表題作は、数々の名作を著した文豪(という呼称はあまり似合わないかも)の記念すべき芥川賞受賞作。豪快なキャリアウーマンが「(共産)党員」に恋して大騒ぎ。著者らしいユーモア溢れる男女の物語。
表題作も面白いが、併録作がいずれも素晴らしい。すれ違えない狭い田舎道で鉢合わせた路線バスの運転手の意地の張り合いを描く「山家鳥虫歌」、タイトルからは想像できない痛快な下ネタ「喪服記」、ほかに「大阪無宿」「鬼たちの声」「容色」「とうちゃんと争議」「女運長久」。何気ない日常の一場面を重ねていって人生の哀歓を浮かび上がらせる。諷刺が効いていて、やわらかな大阪弁も読んでいて心地いい。
「とうちゃんと争議」は労働争議に明け暮れる夫を持つ妻の視点を素朴な筆致でつづった作品。

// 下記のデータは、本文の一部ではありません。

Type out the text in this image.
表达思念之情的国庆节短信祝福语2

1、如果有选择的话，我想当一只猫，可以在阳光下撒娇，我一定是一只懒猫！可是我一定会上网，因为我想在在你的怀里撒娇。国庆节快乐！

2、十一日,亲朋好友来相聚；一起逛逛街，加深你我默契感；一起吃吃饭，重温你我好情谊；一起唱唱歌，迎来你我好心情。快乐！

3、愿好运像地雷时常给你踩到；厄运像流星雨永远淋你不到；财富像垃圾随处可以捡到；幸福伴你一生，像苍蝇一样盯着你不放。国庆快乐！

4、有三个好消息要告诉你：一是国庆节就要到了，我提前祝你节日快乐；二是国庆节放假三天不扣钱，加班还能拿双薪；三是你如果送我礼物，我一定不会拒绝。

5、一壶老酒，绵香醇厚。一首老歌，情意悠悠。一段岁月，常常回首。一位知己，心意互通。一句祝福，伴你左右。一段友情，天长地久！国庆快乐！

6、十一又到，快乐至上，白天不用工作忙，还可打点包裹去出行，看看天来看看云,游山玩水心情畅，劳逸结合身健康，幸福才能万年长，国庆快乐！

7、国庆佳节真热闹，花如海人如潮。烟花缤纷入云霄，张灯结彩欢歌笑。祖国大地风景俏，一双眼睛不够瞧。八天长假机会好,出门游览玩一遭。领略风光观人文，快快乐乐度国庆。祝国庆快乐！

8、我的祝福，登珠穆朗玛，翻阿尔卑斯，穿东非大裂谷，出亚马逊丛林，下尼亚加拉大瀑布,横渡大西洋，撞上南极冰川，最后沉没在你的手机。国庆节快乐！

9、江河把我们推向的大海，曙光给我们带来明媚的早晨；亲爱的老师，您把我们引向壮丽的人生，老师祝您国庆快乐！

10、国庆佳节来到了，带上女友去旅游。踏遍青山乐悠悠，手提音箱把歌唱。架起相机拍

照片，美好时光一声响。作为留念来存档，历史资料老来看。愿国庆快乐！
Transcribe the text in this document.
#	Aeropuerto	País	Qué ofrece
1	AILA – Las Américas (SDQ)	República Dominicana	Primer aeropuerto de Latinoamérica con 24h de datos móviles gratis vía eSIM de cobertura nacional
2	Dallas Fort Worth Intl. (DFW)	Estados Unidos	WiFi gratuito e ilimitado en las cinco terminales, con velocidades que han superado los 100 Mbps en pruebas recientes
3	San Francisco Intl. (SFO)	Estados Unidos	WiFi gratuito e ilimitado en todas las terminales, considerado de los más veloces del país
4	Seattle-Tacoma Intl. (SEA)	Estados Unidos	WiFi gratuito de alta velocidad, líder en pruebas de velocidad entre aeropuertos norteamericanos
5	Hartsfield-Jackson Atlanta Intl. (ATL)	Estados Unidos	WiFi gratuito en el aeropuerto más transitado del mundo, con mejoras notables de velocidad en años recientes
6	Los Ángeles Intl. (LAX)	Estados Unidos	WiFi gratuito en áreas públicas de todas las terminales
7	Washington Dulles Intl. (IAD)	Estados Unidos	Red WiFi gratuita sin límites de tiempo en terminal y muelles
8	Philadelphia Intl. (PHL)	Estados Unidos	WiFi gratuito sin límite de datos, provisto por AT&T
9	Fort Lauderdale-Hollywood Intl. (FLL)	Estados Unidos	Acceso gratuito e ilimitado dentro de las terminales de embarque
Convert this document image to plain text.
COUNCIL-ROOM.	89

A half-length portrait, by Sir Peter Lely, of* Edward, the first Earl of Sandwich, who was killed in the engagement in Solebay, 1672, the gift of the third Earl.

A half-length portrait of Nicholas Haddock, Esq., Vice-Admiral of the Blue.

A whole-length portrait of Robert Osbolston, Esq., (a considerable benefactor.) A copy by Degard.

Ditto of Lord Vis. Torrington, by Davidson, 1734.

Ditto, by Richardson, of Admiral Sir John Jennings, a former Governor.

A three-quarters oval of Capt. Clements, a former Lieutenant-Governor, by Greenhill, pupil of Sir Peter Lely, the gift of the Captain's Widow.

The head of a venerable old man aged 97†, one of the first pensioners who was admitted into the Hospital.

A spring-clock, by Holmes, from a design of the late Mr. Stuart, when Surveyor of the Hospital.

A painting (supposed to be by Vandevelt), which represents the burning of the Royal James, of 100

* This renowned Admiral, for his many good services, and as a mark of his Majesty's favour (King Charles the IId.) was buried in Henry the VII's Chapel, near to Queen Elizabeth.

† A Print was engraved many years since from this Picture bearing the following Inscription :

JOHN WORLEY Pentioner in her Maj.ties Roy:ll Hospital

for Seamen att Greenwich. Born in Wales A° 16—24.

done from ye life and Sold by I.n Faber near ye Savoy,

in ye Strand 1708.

「男たちの議論を聞いていると、重箱のすみを楊子でほじくってみたり、またほじくり方のうまいことをきそい合ってみたり、ほじくったゴミを戦果のように並べて自慢してみたり、ばかりで、その重箱をどう使うかという議論はちっとも出てこないときがある」
「女性が多い会議は時間がかかる」という発言が話題となっている今、タイムリーな一節。男性の方が「話し合い」が得意なんてことはない。結局、「話し合い」より、飲み会などでの根回し、裏工作で物事を決める昭和的な男性社会が今も続いているということなのだろう。会議に限らず「無駄な話」が長いのは、社会的立場とか知識とか経験をひけらかしたい人(つまり今の日本社会では男の方が多い)だと思います。